In diesem Kontext ist also die Metapher vom "Continent Of Saplings" zu verstehen ...

Die akustischen Instrumente, die wir einstweilen verwenden, zeichnen die Kultur hier an der Küste aus, gleichzeitig da sie ebenfalls etwas Universelles darstellen, denn egal wo man sich unter den frühen musikalischen Ausdrucksformen weltweit umschaut: Die Mittel dazu beliefen sich hier wie dort auf geblasene, gezupfte oder rhythmisch geschlagene Tonerzeuger.

"I Am The Viator" klingt von der Wortwahl her genauso markant wie inhaltlich nebulös. Erörtere das mal genauer, bitte.
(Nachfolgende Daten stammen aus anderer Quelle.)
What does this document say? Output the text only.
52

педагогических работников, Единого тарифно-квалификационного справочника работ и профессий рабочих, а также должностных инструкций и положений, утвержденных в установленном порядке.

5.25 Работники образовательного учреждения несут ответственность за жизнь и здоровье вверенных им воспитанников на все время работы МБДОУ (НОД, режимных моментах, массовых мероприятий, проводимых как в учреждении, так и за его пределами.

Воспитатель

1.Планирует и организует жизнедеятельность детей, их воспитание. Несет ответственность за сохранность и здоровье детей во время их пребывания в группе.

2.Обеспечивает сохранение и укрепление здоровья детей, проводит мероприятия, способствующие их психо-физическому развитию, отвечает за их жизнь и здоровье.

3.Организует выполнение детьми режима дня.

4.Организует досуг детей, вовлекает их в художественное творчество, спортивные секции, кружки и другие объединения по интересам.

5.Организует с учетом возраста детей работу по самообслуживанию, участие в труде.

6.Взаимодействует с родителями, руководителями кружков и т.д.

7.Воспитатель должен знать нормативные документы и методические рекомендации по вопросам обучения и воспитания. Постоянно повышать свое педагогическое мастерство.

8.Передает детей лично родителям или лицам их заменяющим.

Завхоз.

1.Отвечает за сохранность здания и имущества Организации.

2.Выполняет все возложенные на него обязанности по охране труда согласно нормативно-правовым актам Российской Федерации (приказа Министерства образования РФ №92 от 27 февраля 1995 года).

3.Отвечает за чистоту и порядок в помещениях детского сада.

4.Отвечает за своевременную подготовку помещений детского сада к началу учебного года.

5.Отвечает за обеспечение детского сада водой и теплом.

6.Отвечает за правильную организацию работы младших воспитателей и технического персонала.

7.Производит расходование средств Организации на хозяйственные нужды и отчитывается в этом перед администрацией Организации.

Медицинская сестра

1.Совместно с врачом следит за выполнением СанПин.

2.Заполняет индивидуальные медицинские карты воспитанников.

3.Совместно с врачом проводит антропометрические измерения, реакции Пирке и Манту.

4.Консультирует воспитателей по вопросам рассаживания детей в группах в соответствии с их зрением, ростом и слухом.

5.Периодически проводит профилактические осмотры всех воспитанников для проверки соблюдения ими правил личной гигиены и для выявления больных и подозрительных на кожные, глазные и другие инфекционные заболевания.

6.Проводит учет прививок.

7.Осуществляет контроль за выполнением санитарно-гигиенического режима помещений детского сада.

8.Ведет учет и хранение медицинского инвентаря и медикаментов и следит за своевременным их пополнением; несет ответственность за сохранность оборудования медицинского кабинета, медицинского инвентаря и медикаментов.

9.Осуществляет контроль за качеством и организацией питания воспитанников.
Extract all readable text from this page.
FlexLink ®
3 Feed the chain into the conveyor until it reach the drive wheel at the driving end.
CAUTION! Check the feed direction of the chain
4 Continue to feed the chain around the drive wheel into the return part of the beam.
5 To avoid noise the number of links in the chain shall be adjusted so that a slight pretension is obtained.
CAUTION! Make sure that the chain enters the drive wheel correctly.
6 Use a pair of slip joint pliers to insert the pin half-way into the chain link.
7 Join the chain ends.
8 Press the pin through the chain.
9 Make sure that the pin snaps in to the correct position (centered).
Das Leben ist für mich ein nie endender Kreislauf von Reisen. Ob wir körperlich oder geistig irgendwo ankommen: Wir verweilen dort eine Zeitlang, ehe wir den Blick schweifen lassen und uns ein neues Ziel setzen. Den Weg dorthin genießen wir faktisch stärker als das Erreichen, denn wir sind immerzu Sinnsuchende, die sich niemals zufriedengeben. Hoffnungen und deren Bestätigungen erfolgen im steten Wechsel.